Святослав знал — отказываться нельзя. Кем бы ни была старуха, в ней чувствовалась сила, недоступная ни одному из мудрецов. И редко, когда такая сила просит помощи или предлагает прийти на выручку сама, без просьбы. Юноша протянул руку, крепче прижимая к себе разволновавшегося щенка.
— Вот только медлить нельзя, — причмокнула тонкими губами старуха. — Ты принес то, о чем я тебя просила?
Свят кивнул, ощупывая узел с едой у себя под рубашкой. Олеся кивнула.
— А как быть с Даной? Она заметит, что мы пропали.
— Скажи ему, что мы поможем, — раздался голос Анюты.
— Глаза отведем, — поддакнула Дарья.
Олеся кивнула и отошла к стогу сена, принялась шарить среди сухих прелых стеблей, пока не нашла припрятанный там Власом кувшин.
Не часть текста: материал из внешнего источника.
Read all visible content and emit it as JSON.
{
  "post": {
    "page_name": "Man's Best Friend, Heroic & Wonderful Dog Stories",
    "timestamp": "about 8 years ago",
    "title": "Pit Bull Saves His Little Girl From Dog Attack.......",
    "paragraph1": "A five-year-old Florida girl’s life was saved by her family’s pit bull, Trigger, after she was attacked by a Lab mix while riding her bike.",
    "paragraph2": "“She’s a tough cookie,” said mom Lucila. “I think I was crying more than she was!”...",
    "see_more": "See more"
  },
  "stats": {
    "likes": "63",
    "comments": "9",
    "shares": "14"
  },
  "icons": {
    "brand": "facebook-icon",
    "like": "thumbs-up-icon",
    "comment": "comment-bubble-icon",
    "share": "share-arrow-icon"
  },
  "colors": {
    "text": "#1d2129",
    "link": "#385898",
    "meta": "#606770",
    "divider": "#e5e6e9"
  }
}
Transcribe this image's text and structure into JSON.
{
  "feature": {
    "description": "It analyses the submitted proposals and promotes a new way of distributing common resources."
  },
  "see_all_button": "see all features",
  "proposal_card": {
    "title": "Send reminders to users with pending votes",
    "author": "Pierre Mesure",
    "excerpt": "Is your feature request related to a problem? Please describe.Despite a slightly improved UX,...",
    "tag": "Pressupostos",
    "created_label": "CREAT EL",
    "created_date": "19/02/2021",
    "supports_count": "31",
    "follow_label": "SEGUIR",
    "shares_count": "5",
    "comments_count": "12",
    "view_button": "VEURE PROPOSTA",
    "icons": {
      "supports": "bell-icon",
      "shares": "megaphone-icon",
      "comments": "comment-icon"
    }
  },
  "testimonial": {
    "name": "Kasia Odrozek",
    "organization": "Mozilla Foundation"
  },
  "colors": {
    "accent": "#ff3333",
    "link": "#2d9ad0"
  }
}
Откупорила его и поднесла к лицу княжича. Святослав отшатнулся — в лицо пахнуло кислым пивом.
— Не вредничай, набери полную грудь воздуха и выдохни туда, как следует, — приказала старуха. Юноша сделал, как она сказала. Как только в горле и носу стало жечь от недостатка воздуха, Олеся закупорила кувшин и отдала кумушкам.
— Вот вам немного голоса княжича. Выпускайте его потихоньку, чтоб на все дни хватило, да так, чтобы Данка побегала, как следует, — осклабилась она.
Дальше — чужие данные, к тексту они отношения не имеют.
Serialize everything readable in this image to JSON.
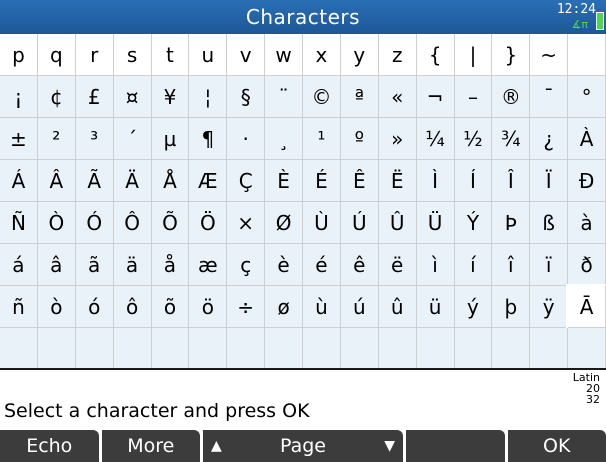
{
  "title_bar": {
    "title": "Characters",
    "time": "12:24",
    "angle_mode": "∡π",
    "colors": {
      "background": "#2a6fb6",
      "text": "#ffffff",
      "accent": "#4cd84c"
    }
  },
  "grid": {
    "rows": [
      [
        "p",
        "q",
        "r",
        "s",
        "t",
        "u",
        "v",
        "w",
        "x",
        "y",
        "z",
        "{",
        "|",
        "}",
        "~",
        ""
      ],
      [
        "¡",
        "¢",
        "£",
        "¤",
        "¥",
        "¦",
        "§",
        "¨",
        "©",
        "ª",
        "«",
        "¬",
        "–",
        "®",
        "¯",
        "°"
      ],
      [
        "±",
        "²",
        "³",
        "´",
        "µ",
        "¶",
        "·",
        "¸",
        "¹",
        "º",
        "»",
        "¼",
        "½",
        "¾",
        "¿",
        "À"
      ],
      [
        "Á",
        "Â",
        "Ã",
        "Ä",
        "Å",
        "Æ",
        "Ç",
        "È",
        "É",
        "Ê",
        "Ë",
        "Ì",
        "Í",
        "Î",
        "Ï",
        "Ð"
      ],
      [
        "Ñ",
        "Ò",
        "Ó",
        "Ô",
        "Õ",
        "Ö",
        "×",
        "Ø",
        "Ù",
        "Ú",
        "Û",
        "Ü",
        "Ý",
        "Þ",
        "ß",
        "à"
      ],
      [
        "á",
        "â",
        "ã",
        "ä",
        "å",
        "æ",
        "ç",
        "è",
        "é",
        "ê",
        "ë",
        "ì",
        "í",
        "î",
        "ï",
        "ð"
      ],
      [
        "ñ",
        "ò",
        "ó",
        "ô",
        "õ",
        "ö",
        "÷",
        "ø",
        "ù",
        "ú",
        "û",
        "ü",
        "ý",
        "þ",
        "ÿ",
        "Ā"
      ],
      [
        "",
        "",
        "",
        "",
        "",
        "",
        "",
        "",
        "",
        "",
        "",
        "",
        "",
        "",
        "",
        ""
      ]
    ],
    "selected_character": "Ā",
    "colors": {
      "cell_background": "#e9f2f9",
      "selected_background": "#ffffff"
    }
  },
  "footer": {
    "hint": "Select a character and press OK",
    "char_set": "Latin",
    "code_line_1": "20",
    "code_line_2": "32"
  },
  "softkeys": [
    {
      "label": "Echo"
    },
    {
      "label": "More"
    },
    {
      "label": "Page",
      "left_arrow": "▲",
      "right_arrow": "▼"
    },
    {
      "label": ""
    },
    {
      "label": "OK"
    }
  ]
}
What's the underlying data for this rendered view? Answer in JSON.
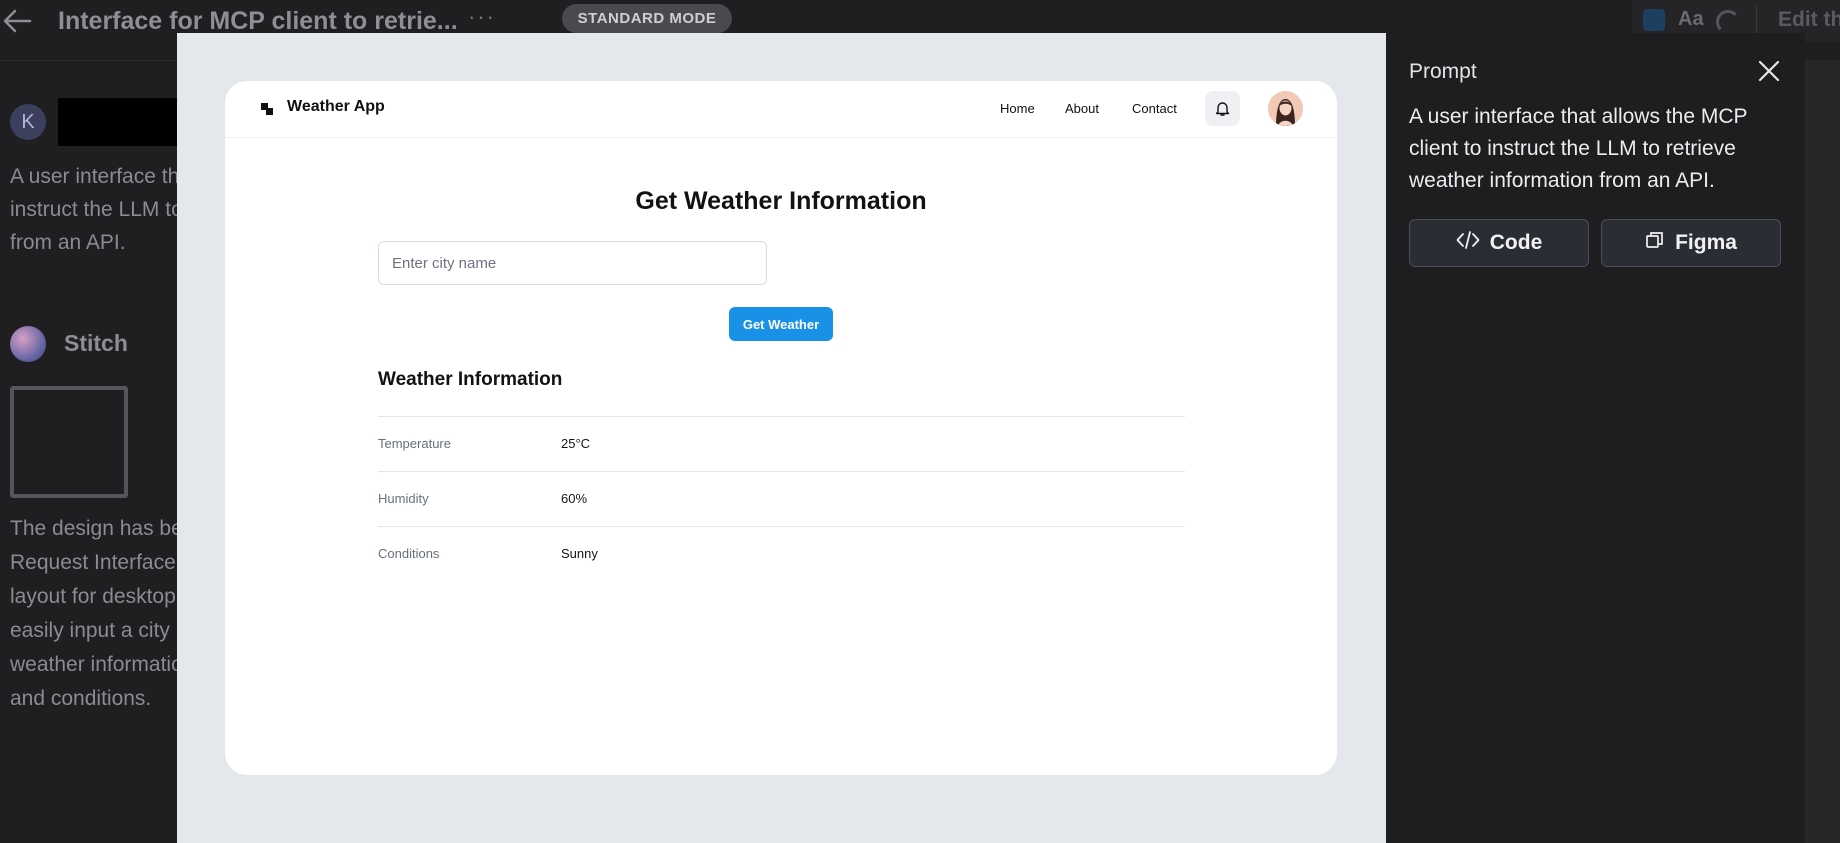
{
  "topbar": {
    "doc_title": "Interface for MCP client to retrie...",
    "more_label": "···",
    "mode_label": "STANDARD MODE",
    "font_label": "Aa",
    "edit_label": "Edit th"
  },
  "chat": {
    "user_initial": "K",
    "user_message": "A user interface th\ninstruct the LLM to\nfrom an API.",
    "assistant_name": "Stitch",
    "assistant_message": "The design has be\nRequest Interface,\nlayout for desktop\neasily input a city\nweather informatio\nand conditions."
  },
  "preview": {
    "app_title": "Weather App",
    "nav": [
      "Home",
      "About",
      "Contact"
    ],
    "page_title": "Get Weather Information",
    "city_placeholder": "Enter city name",
    "button_label": "Get Weather",
    "section_title": "Weather Information",
    "rows": [
      {
        "label": "Temperature",
        "value": "25°C"
      },
      {
        "label": "Humidity",
        "value": "60%"
      },
      {
        "label": "Conditions",
        "value": "Sunny"
      }
    ]
  },
  "panel": {
    "heading": "Prompt",
    "prompt": "A user interface that allows the MCP client to instruct the LLM to retrieve weather information from an API.",
    "code_label": "Code",
    "figma_label": "Figma"
  },
  "colors": {
    "accent": "#1991e6",
    "background": "#1f1f21",
    "modal": "#e4e8ec"
  }
}
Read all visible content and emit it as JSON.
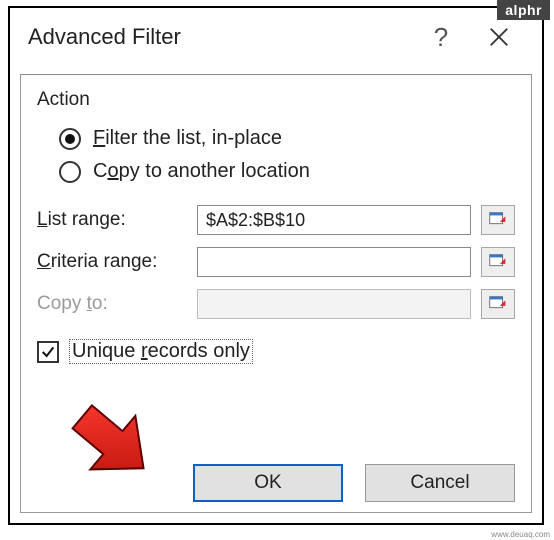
{
  "titlebar": {
    "title": "Advanced Filter",
    "help_tooltip": "Help",
    "close_tooltip": "Close"
  },
  "action": {
    "section_label": "Action",
    "filter_in_place": {
      "prefix": "",
      "u": "F",
      "rest": "ilter the list, in-place",
      "checked": true
    },
    "copy_to": {
      "prefix": "C",
      "u": "o",
      "rest": "py to another location",
      "checked": false
    }
  },
  "fields": {
    "list_range": {
      "prefix": "",
      "u": "L",
      "rest": "ist range:",
      "value": "$A$2:$B$10",
      "enabled": true
    },
    "criteria_range": {
      "prefix": "",
      "u": "C",
      "rest": "riteria range:",
      "value": "",
      "enabled": true
    },
    "copy_to": {
      "prefix": "Copy ",
      "u": "t",
      "rest": "o:",
      "value": "",
      "enabled": false
    }
  },
  "unique": {
    "prefix": "Unique ",
    "u": "r",
    "rest": "ecords only",
    "checked": true
  },
  "buttons": {
    "ok": "OK",
    "cancel": "Cancel"
  },
  "watermark": {
    "top": "alphr",
    "bottom": "www.deuaq.com"
  }
}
Девушки вцепились в кувшин и, поклонившись старухе, выскочили в беспросветную ночь. Олеся же повернулась к юноше.
— Лодочка-то твоя на месте осталась?
— Да, бабушка, — произнес он.
— Хорошо. Слушай меня, и все у тебя хорошо будет, вернёшься целехонький, они и обернуться не успеют.
— А куда мы?
— К внучке моей, Милораде, в Алую Топь.
Алая топь была жутким местом. О ней знал всякий ребенок в Доле, и каждого с самых малых лет предупреждали, что в берёзовой роще, корнями ушедшей в буровато-алую землю, играть нельзя. Кого бы ты там ни встретил, людей живых там не будет. Один деревенский дурачок так встречал там мертвого братца, другая женщина увидала мужика, которого — мертвого, окоченелоно — собственноручно омывала в бане год тому назад. Когда-то, говорят, двенадцать молодых женщин утопли в болоте, тогда-то нетвердая земля и окрасилась алым, дала начало дюжине белоснежных, словно покрытых инеем, берёз. Если, заигравшись или заблудившись, ты надоедал на Алую Топь, то тебе следовало переодеть одежду шиворот-навыворот, чтоб нечисть не учуяла человеческого духа, поменять местами правый и левый лапоть, достать из карманов все, что было съестного, и громко попросить батюшку Лешего вывести тебя из проклятого места. И теперь Святослав отправлялся прямо туда, откуда многие бежали, уповая только на помощь духов.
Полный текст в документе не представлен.